Abstract : Although the Union's military did not have a written joint doctrine during the Civil War, the Union's military commanders' unity of effort during their respective campaigns significantly influenced the outcome of battles, as seen in the successful Vicksburg Campaign and in the disastrous Red River Campaign. Therefore, this paper contends that the U.S. military needed to establish a joint doctrine as part of its strategic planning and not leave cooperation between Union commanders to chance. The paper analyzes the joint operations of General Grant's victory during the Vicksburg Campaign and General Nathanial Banks' loss during the Red River Campaign. Specifically, the paper focuses on the Union's military commanders' unity, or lack of effort, during their respective campaigns, which significantly influenced the outcome of both battles.
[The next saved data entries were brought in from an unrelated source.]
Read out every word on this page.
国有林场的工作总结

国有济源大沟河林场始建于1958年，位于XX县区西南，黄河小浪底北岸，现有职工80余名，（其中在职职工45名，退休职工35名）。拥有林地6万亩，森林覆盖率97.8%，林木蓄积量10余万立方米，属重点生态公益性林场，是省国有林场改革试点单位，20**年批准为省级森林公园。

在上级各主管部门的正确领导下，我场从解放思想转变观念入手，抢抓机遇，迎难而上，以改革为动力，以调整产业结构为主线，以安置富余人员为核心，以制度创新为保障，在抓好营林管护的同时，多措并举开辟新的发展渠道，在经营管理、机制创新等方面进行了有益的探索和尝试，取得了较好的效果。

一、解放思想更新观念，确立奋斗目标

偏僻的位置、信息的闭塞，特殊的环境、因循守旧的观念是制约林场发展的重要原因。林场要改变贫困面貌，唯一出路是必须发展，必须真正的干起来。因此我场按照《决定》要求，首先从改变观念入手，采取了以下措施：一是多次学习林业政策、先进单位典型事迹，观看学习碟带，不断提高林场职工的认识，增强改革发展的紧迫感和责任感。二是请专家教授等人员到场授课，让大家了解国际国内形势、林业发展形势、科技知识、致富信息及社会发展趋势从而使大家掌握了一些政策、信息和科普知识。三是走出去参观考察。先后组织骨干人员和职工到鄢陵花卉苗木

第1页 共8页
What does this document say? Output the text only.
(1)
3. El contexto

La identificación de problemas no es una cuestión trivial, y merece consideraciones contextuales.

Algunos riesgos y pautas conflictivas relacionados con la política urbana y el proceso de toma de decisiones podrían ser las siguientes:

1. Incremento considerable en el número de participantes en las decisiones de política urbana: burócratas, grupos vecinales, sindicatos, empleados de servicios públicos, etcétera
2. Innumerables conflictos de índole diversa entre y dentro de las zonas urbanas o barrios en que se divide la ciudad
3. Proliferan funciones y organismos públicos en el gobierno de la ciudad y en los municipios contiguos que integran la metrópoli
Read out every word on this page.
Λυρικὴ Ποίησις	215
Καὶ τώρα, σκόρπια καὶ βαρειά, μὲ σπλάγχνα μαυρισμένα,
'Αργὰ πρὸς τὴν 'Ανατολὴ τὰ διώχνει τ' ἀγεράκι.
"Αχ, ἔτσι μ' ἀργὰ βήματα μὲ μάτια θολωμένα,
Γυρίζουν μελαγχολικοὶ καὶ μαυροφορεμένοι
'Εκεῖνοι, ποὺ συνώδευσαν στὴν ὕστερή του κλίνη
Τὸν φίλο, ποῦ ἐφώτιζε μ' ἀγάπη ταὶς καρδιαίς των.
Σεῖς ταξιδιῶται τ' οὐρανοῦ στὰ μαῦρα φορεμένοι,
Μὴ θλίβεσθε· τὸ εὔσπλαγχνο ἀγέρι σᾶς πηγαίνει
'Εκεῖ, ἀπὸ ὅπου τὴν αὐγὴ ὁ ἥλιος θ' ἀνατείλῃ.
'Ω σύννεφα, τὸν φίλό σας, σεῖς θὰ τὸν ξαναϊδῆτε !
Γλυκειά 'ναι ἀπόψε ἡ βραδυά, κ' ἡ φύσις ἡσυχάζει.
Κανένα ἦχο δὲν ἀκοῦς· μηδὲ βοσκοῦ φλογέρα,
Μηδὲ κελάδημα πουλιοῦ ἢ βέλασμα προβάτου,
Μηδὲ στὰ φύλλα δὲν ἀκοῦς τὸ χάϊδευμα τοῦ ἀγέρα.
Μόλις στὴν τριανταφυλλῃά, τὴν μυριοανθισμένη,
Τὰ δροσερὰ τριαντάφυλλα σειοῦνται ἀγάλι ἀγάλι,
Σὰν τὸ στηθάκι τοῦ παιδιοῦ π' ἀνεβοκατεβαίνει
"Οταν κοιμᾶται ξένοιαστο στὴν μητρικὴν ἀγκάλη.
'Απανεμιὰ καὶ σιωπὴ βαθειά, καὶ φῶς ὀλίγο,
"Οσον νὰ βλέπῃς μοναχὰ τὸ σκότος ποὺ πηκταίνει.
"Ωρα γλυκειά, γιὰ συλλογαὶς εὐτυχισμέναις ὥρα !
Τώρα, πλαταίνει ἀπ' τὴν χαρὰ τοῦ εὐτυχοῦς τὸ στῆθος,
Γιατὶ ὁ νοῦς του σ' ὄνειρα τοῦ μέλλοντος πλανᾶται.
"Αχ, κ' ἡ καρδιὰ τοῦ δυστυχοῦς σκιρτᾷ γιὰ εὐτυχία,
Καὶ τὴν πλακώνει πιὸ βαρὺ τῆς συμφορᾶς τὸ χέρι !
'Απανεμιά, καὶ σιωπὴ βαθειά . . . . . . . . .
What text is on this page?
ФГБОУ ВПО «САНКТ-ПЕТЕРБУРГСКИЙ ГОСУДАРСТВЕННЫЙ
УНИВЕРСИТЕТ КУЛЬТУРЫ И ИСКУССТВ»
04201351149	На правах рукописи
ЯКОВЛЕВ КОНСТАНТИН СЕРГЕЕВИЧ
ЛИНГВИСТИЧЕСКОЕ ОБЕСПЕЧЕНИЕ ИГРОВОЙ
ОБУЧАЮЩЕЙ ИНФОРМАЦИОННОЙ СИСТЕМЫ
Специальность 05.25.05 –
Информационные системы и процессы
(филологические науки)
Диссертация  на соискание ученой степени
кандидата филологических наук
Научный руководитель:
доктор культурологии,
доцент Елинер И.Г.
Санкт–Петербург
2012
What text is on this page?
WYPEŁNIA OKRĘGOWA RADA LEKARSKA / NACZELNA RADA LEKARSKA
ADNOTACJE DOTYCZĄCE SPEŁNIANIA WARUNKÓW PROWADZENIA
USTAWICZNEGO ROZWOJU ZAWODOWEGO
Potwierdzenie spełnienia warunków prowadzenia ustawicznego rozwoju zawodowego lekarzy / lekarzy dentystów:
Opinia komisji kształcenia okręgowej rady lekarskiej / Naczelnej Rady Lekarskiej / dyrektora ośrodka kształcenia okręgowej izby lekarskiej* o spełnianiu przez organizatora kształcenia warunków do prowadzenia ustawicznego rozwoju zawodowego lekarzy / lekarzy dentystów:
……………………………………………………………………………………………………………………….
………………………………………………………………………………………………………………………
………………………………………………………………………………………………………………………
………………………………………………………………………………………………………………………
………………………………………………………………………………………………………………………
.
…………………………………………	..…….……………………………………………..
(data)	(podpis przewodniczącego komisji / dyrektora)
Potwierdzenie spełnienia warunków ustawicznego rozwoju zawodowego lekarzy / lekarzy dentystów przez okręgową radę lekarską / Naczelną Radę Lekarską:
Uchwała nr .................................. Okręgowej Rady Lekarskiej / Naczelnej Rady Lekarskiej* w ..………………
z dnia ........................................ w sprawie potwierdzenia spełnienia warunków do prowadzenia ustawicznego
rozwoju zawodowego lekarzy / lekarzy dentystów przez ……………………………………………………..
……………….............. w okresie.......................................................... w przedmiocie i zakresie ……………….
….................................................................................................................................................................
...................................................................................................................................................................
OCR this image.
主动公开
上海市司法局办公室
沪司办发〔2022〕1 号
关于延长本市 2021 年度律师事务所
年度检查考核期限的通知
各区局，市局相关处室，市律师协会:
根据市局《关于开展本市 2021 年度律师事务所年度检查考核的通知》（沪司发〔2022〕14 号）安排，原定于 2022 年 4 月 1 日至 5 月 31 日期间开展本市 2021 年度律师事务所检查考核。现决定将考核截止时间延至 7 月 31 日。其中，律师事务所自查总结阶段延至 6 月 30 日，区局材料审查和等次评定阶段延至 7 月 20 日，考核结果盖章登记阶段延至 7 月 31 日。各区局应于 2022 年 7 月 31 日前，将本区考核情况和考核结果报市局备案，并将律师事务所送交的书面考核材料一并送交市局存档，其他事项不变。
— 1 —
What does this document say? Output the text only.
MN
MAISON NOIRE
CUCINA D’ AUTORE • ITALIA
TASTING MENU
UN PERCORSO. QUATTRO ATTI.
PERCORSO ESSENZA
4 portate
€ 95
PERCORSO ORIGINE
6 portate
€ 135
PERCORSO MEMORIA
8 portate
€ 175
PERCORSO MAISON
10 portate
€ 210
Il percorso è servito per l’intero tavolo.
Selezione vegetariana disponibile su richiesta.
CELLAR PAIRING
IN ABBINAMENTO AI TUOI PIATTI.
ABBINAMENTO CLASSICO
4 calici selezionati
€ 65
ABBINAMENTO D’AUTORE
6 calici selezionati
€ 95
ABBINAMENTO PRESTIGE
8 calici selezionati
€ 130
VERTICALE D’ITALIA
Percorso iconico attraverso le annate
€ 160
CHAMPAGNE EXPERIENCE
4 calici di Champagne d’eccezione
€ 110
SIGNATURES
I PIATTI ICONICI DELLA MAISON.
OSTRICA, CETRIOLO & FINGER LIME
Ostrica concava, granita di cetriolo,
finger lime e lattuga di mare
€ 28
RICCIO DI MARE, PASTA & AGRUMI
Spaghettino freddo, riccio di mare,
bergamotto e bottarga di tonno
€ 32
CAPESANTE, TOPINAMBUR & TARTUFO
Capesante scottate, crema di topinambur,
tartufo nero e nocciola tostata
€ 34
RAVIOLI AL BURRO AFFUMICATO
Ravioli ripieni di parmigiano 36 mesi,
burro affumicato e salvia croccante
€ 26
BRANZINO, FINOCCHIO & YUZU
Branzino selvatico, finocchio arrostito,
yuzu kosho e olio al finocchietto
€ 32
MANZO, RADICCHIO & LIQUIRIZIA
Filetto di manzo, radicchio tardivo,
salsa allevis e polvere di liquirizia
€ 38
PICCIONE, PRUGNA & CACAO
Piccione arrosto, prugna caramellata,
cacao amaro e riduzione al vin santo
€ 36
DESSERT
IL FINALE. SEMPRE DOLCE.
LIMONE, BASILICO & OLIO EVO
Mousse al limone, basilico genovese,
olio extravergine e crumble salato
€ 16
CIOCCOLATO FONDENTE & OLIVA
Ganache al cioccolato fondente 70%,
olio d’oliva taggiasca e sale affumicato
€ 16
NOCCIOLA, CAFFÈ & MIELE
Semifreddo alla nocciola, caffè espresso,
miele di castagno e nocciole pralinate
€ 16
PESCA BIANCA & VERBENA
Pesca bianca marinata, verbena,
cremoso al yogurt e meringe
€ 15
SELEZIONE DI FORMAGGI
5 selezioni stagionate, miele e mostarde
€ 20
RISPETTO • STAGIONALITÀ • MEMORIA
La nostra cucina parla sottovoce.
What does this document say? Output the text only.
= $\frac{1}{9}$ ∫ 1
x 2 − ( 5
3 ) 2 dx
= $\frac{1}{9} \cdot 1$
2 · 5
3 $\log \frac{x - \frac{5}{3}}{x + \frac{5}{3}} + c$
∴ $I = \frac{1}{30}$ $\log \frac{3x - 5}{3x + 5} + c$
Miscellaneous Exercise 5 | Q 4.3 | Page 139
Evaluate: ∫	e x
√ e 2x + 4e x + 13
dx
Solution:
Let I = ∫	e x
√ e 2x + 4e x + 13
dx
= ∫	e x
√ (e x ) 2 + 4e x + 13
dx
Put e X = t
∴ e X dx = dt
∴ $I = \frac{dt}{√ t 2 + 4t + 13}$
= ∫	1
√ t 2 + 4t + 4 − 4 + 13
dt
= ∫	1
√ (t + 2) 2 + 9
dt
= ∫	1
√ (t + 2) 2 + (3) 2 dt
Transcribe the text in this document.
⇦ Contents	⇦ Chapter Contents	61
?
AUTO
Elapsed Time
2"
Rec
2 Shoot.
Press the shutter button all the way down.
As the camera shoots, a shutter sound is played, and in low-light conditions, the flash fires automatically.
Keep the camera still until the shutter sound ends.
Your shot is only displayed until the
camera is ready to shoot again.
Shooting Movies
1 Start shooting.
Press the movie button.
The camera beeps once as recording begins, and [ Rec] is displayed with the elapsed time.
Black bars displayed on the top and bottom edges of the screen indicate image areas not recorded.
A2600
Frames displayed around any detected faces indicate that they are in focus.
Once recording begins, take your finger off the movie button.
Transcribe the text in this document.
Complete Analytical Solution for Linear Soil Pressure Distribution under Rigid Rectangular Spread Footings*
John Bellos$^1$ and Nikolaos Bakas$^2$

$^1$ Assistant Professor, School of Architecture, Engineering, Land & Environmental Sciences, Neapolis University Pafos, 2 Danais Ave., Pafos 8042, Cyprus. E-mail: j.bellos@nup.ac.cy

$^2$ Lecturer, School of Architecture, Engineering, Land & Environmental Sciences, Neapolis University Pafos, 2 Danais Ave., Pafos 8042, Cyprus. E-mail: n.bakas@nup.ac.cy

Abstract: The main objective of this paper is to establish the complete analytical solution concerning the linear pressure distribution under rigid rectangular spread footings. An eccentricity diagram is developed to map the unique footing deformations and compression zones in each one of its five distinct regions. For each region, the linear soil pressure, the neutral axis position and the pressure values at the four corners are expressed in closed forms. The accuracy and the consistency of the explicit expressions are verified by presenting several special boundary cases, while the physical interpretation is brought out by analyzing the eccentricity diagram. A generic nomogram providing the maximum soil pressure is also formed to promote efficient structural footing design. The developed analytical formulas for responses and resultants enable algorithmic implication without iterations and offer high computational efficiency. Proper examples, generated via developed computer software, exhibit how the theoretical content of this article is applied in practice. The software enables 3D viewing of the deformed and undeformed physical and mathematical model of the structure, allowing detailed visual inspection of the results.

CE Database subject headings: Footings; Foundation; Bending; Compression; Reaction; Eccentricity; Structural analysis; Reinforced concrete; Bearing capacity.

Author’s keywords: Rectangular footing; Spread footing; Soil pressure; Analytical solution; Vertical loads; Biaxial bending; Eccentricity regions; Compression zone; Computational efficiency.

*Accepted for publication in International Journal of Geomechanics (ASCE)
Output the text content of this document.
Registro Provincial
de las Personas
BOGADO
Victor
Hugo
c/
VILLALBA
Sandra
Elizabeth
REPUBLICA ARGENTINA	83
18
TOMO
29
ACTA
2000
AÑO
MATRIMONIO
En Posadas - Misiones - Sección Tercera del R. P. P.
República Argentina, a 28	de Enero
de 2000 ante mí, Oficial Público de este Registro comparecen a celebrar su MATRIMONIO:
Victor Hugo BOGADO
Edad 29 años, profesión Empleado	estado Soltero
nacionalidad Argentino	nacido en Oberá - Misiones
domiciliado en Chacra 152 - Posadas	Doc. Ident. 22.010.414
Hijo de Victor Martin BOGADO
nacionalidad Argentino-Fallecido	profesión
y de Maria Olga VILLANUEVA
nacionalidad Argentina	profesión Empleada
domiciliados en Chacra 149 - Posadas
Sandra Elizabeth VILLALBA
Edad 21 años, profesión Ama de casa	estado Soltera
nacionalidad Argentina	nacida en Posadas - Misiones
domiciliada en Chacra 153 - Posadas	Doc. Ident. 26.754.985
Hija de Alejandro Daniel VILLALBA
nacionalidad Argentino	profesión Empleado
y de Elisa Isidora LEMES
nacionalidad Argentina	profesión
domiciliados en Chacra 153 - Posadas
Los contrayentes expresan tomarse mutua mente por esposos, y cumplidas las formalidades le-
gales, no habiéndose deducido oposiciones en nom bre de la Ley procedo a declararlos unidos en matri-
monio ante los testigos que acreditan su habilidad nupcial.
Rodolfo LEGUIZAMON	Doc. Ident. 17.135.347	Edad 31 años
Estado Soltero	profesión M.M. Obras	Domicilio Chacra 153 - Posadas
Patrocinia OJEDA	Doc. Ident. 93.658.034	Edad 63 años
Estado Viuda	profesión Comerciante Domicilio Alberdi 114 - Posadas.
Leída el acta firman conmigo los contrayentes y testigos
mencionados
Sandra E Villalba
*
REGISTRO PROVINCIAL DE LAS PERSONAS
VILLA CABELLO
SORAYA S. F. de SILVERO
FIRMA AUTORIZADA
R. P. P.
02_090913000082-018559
The analysis concludes that in the absence of formal U.S. military joint doctrine as part of its strategic planning, Union victory on the battlefield was determined largely by the amount of cooperation among U.S. commanders. Unity of command is crucial to joint operations and should not hinge on the personality of the commander. The mutually supportive command relationship of Generals Grant and Sherman and Admiral Porter cannot always be guaranteed. A summary of both campaigns emphasizes the strategic importance of joint operations and focuses on the following: (1) command relationships between the Army and Navy; (2) unity, or lack of effort between the commanders at Vicksburg and at Red River; and (3) the commanders' personalities as the driving force between victory and defeat. Valuable lessons learned from both campaigns are addressed and applied to future United States' joint strategic naval and ground operations.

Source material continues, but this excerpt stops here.